Use concise, descriptive prompts that match your voice tone and scene context.
🏗️ Base Prompt
Use this as the foundation for all Aurora generations:
4K studio interview, medium close‑up (shoulders‑up crop). Solid light‑grey seamless backdrop, uniform soft key‑light—no lighting change. Presenter faces lens, steady eye‑contact. Hands remain below frame, body perfectly still. Ultra‑sharp.
💡 Tip:
Use GPT to automatically optimize your final prompt by combining this base style with your specific use case. For example: “Generate an optimized Aurora prompt for a skincare product demo” — GPT will blend cinematic framing with the expressive behavior needed for that context.
🎭 Prompt Examples
Below are Aurora prompts for common use cases:
🎤 Natural Talking Avatar
The person is talking and facing the camera directly and very naturally with breathing chest mild movement. Natural explaining gestures and eye movements.
🎶 Singing Avatar
The person moves in sync with the rhythm of the song, their body expressing the flow and emotion of the music. They sing with emotion, their voice and facial expressions reflecting the depth of the lyrics and music, and every note resonating with heartfelt feeling and passion for the performance.
🎙️ Podcast
The person is looking and facing to the side as if talking to someone in that direction, with engaging expression showing interest in the topic.
🎥 Any Angles
The person looks and faces at the camera naturally talking to viewers.
📱 Product Avatars — Holding Phone
The person holding the phone is showing the screen of the phone to the camera while talking and casually look at the phone and points at the phone from time to time-to-time while expressing.

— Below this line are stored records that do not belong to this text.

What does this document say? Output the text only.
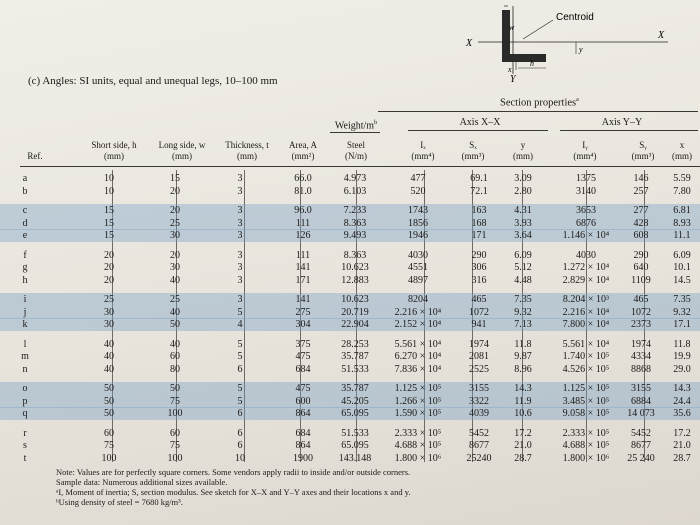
Centroid
w
h
X
X
Y
y
x
(c) Angles: SI units, equal and unequal legs, 10–100 mm
Section properties$^a$
Axis X–X	Axis Y–Y
Weight/$m^b$
Ref.
Short side, h
(mm)
Long side, w
(mm)
Thickness, t
(mm)
Area, A
(mm²)
Steel
(N/m)
Iₓ
(mm⁴)
Sₓ
(mm³)
y
(mm)
Iᵧ
(mm⁴)
Sᵧ
(mm³)
x
(mm)
a	10	15	3	66.0	4.973	477	69.1	3.09	1375	146	5.59
b	10	20	3	81.0	6.103	520	72.1	2.80	3140	257	7.80
c	15	20	3	96.0	7.233	1743	163	4.31	3653	277	6.81
d	15	25	3	111	8.363	1856	168	3.93	6876	428	8.93
e	15	30	3	126	9.493	1946	171	3.64	1.146 × 10⁴	608	11.1
f	20	20	3	111	8.363	4030	290	6.09	4030	290	6.09
g	20	30	3	141	10.623	4551	306	5.12	1.272 × 10⁴	640	10.1
h	20	40	3	171	12.883	4897	316	4.48	2.829 × 10⁴	1109	14.5
i	25	25	3	141	10.623	8204	465	7.35	8.204 × 10³	465	7.35
j	30	40	5	275	20.719	2.216 × 10⁴	1072	9.32	2.216 × 10⁴	1072	9.32
k	30	50	4	304	22.904	2.152 × 10⁴	941	7.13	7.800 × 10⁴	2373	17.1
l	40	40	5	375	28.253	5.561 × 10⁴	1974	11.8	5.561 × 10⁴	1974	11.8
m	40	60	5	475	35.787	6.270 × 10⁴	2081	9.87	1.740 × 10⁵	4334	19.9
n	40	80	6	684	51.533	7.836 × 10⁴	2525	8.96	4.526 × 10⁵	8868	29.0
o	50	50	5	475	35.787	1.125 × 10⁵	3155	14.3	1.125 × 10⁵	3155	14.3
p	50	75	5	600	45.205	1.266 × 10⁵	3322	11.9	3.485 × 10⁵	6884	24.4
q	50	100	6	864	65.095	1.590 × 10⁵	4039	10.6	9.058 × 10⁵	14 073	35.6
r	60	60	6	684	51.533	2.333 × 10⁵	5452	17.2	2.333 × 10⁵	5452	17.2
s	75	75	6	864	65.095	4.688 × 10⁵	8677	21.0	4.688 × 10⁵	8677	21.0
t	100	100	10	1900	143.148	1.800 × 10⁶	25240	28.7	1.800 × 10⁶	25 240	28.7
Note: Values are for perfectly square corners. Some vendors apply radii to inside and/or outside corners.
Sample data: Numerous additional sizes available.
ᵃI, Moment of inertia; S, section modulus. See sketch for X–X and Y–Y axes and their locations x and y.
ᵇUsing density of steel = 7680 kg/m³.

💧 Product Avatars — Facial Skin Care
The person holding the product is showing the label face of the product to the camera while explaining, the person touches her face to explain the effects of the product on her skin.
🎁 Product Avatar — Any Object
The person holding the product is showing the label face of the product to the camera while explaining, the person points at the object on her hand from time-to-time while explaining.
💬 Product Avatars — Enthusiastic Explanation
The person holding the product is showing the label face of the product to the camera while explaining, the person's hands move enthusiastically trying to explain the benefit of the product.
🤳 Selfie Avatar
The person is talking in front of the camera with one hand not visible into the camera. The camera has a slight shake as hand-held camera.
🐾 Pet and Avatar
The person is stroking the pet's fur while talking in front of the camera.
⚡ Intense Expressions
The person speaks with intense emotion and enthusiasm.
🧍 Animation
The character speaks with unique characteristics and with natural movements.
🐕 Animals — Four-Legged
The animal speaks with natural animal mouth movements. The animal stands up with all four legs.
🦊 Animal — Humanoid
The animal speaks with natural animal mouth movements while moving like a human being expressing the topic.
🧪 Troubleshooting & Optimization
If your video doesn’t look quite right, try these adjustments:
Refine your prompt — small tweaks can make big improvements in realism.
Adjust voice speed — slightly slower pacing often improves sync.
Try a different image — if motion feels mismatched to the pose.
Experiment with angles — e.g., “slightly tilted,” “shoulders-up,” or “three-quarter view.”
🧭 Quick Checklist
Category | Best Practice |
Voice | Use Voice Model V3, moderate speech speed |
Prompt | Use base cinematic setup + behavior description |
Audio | Include natural pauses for breathing and emphasis |
Regeneration | Adjust prompt or voice pace if sync feels off |
Use Case Fit | Match prompt type to content (product, podcast, music, etc.) |
🌟 Final Notes
Aurora adapts beautifully to many creative styles — experiment freely.
Keep voice, image, and prompt emotionally consistent for the best results.
Use expressive cues like “gentle gestures,” “confident smile,” or “animated energy” to fine-tune realism.
If results vary, re-render with slightly revised description or pacing for optimal performance.